The “chestfeeding” kit comes with parts that make it easy for a man to nurse. He would receive a pump and compression vest, which would serve as a “maternity bra.”

As Parents.com reports,

“The kit would offer dads-to-be a supply of the hormone progestin—a man-made form of the female sex hormone progesterone—which they'd begin taking once a day as soon as they learn their partner is expecting. This would stimulate the production of milk-producing glands. And then six weeks before baby arrives, dads would start taking another hormone called domperidone which stimulates prolactin, the hormone that triggers milk production.”

I often ask myself if things can get any weirder? And I’m learning the answer to that question is always “yes.”

“I’ve had a mixed bunch of feedback from this.
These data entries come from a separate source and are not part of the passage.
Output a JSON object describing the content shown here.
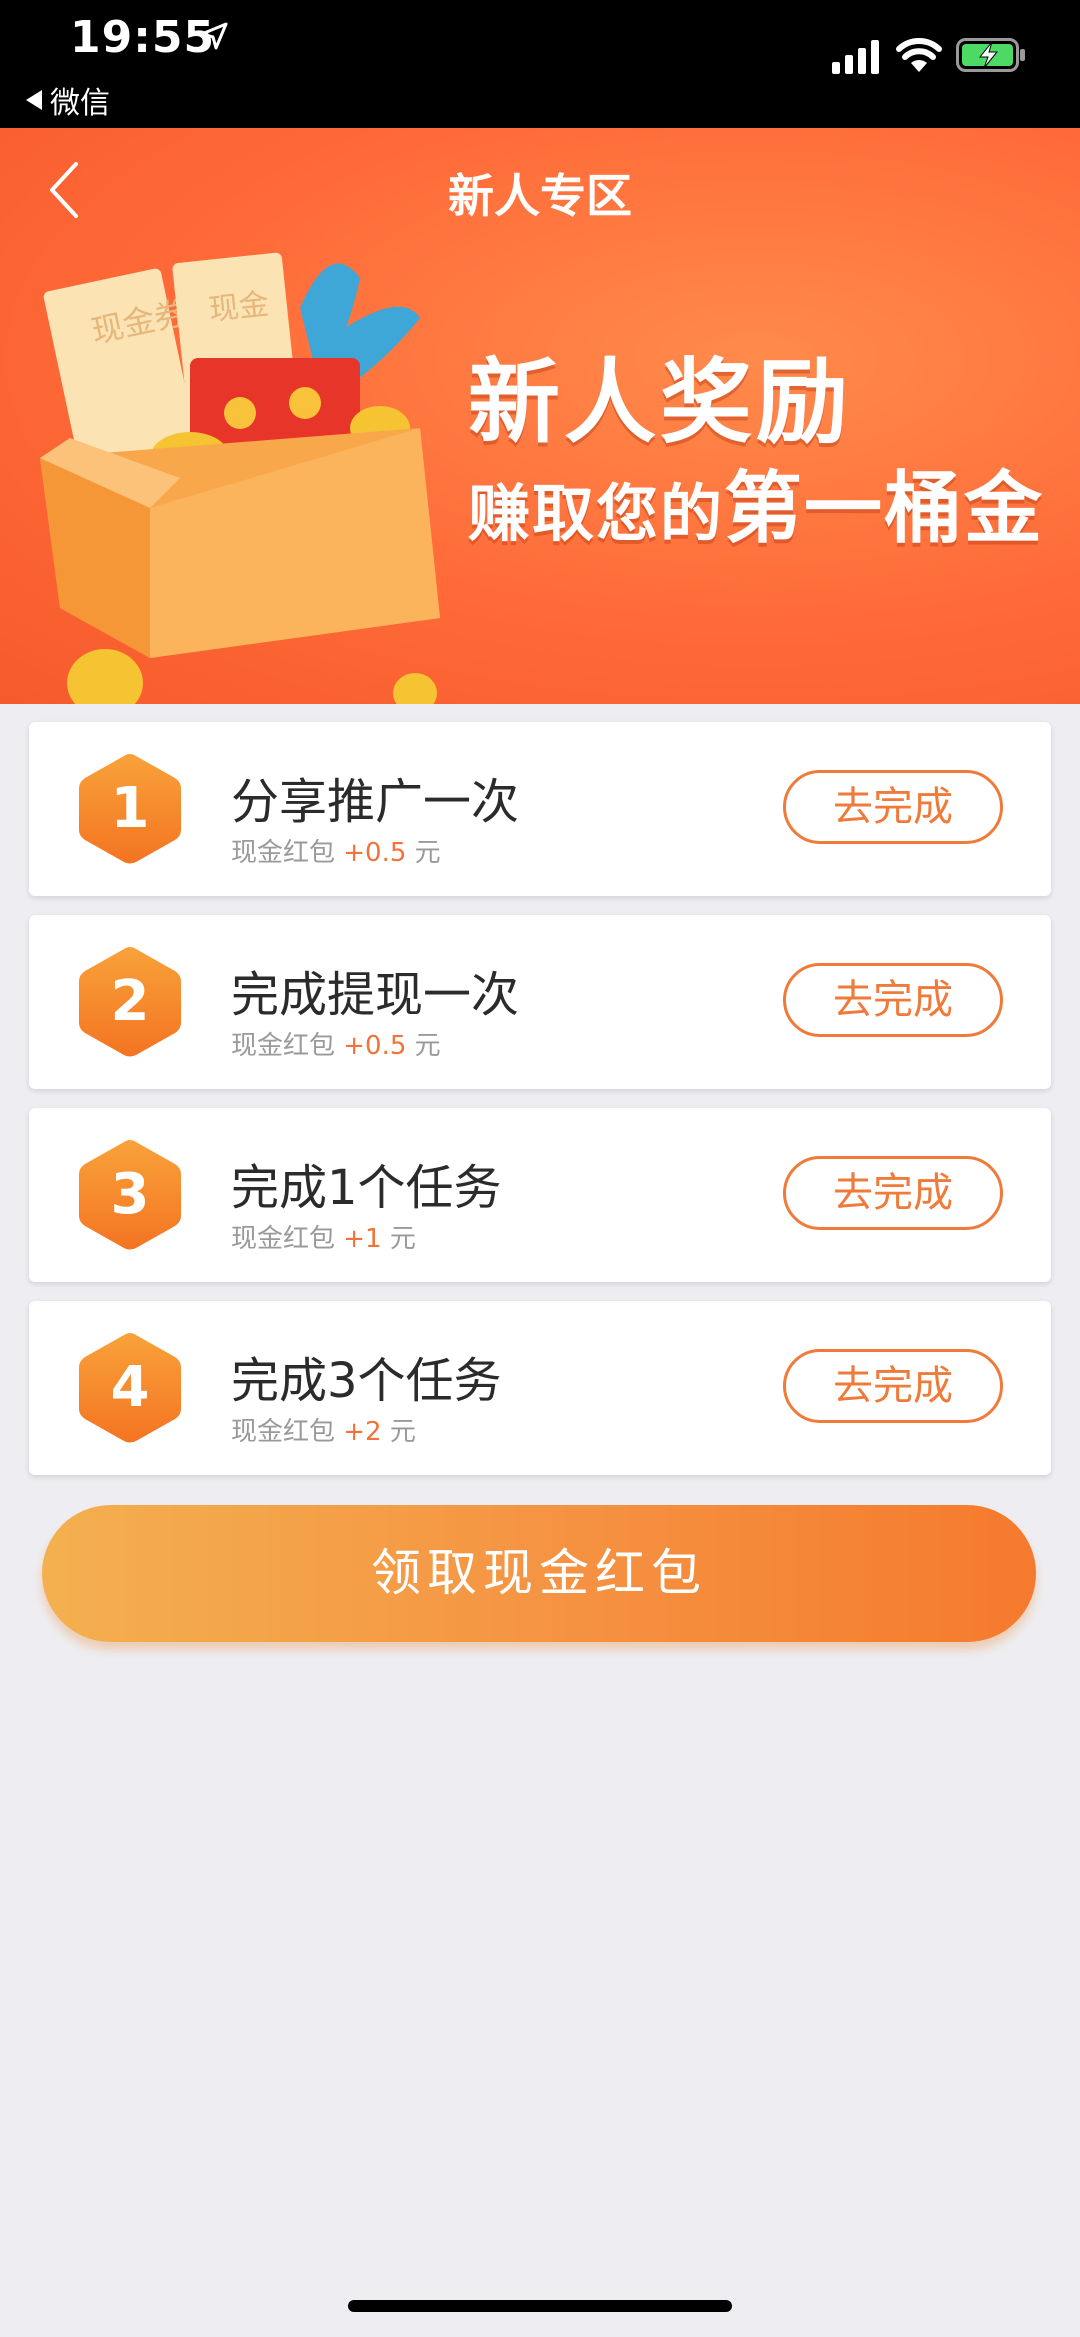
{
  "status_bar": {
    "time": "19:55",
    "back_app_label": "微信"
  },
  "header": {
    "title": "新人专区"
  },
  "banner": {
    "headline": "新人奖励",
    "subline_prefix": "赚取您的",
    "subline_emph": "第一桶金",
    "art_text_1": "现金券",
    "art_text_2": "现金"
  },
  "tasks": [
    {
      "number": "1",
      "title": "分享推广一次",
      "reward_label": "现金红包",
      "reward_amount": "+0.5",
      "reward_unit": "元",
      "action": "去完成"
    },
    {
      "number": "2",
      "title": "完成提现一次",
      "reward_label": "现金红包",
      "reward_amount": "+0.5",
      "reward_unit": "元",
      "action": "去完成"
    },
    {
      "number": "3",
      "title": "完成1个任务",
      "reward_label": "现金红包",
      "reward_amount": "+1",
      "reward_unit": "元",
      "action": "去完成"
    },
    {
      "number": "4",
      "title": "完成3个任务",
      "reward_label": "现金红包",
      "reward_amount": "+2",
      "reward_unit": "元",
      "action": "去完成"
    }
  ],
  "claim_button": "领取现金红包",
  "colors": {
    "accent": "#ef7a3a",
    "banner": "#ff6a38",
    "hex_top": "#f8a23a",
    "hex_bottom": "#f47422"
  },
  "icons": [
    "location-arrow-icon",
    "signal-icon",
    "wifi-icon",
    "battery-charging-icon",
    "back-chevron-icon"
  ]
}
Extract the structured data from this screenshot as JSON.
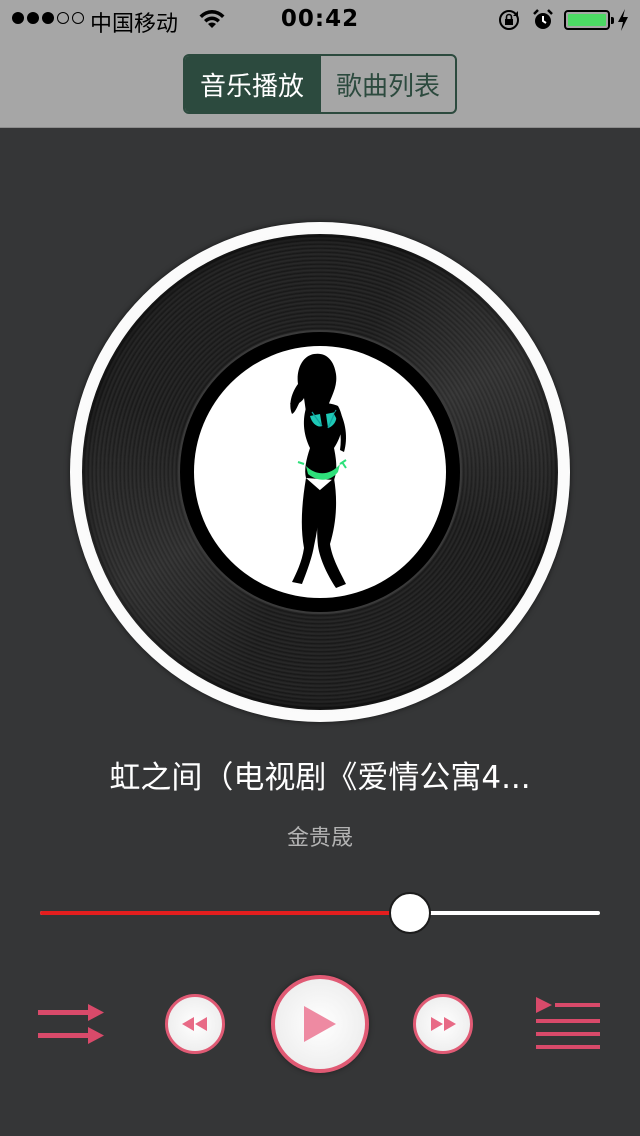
{
  "status_bar": {
    "carrier": "中国移动",
    "time": "00:42",
    "signal_bars_filled": 3,
    "signal_bars_total": 5,
    "battery_level": 1.0
  },
  "nav": {
    "tabs": [
      {
        "label": "音乐播放",
        "active": true
      },
      {
        "label": "歌曲列表",
        "active": false
      }
    ]
  },
  "song": {
    "title": "虹之间（电视剧《爱情公寓4...",
    "artist": "金贵晟"
  },
  "progress": {
    "fraction": 0.661
  },
  "colors": {
    "accent": "#e05a74",
    "progress_fill": "#e41e1e",
    "nav_active": "#2c4a3e",
    "background": "#353637"
  },
  "icons": {
    "shuffle": "shuffle-icon",
    "previous": "rewind-icon",
    "play": "play-icon",
    "next": "fast-forward-icon",
    "playlist": "playlist-icon"
  }
}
But it’s an alternative option, and it’s a very practical one,” Springham said.

There was a sane male guest on the Good Morning Britain panel, and I think he spoke for about 99.9% men out there, at least I hope he did. 

“I’ve got 3 kids and this is not an urge I have ever had,” Quentin Wilson told Good Morning Britain. “I don’t think there’s a demand for this, I think it goes against the natural order. The more we blur these distinctions between gender, the more messed up we become.”

I know none of you are looking, but if you do desire to get one of these innovative “chestfeeding” kits, you’re gonna have to wait several years for this “needed” product to become available. Hopefully by that time dudes will realize this is an absolutely unnecessary device that they have no need to invest in.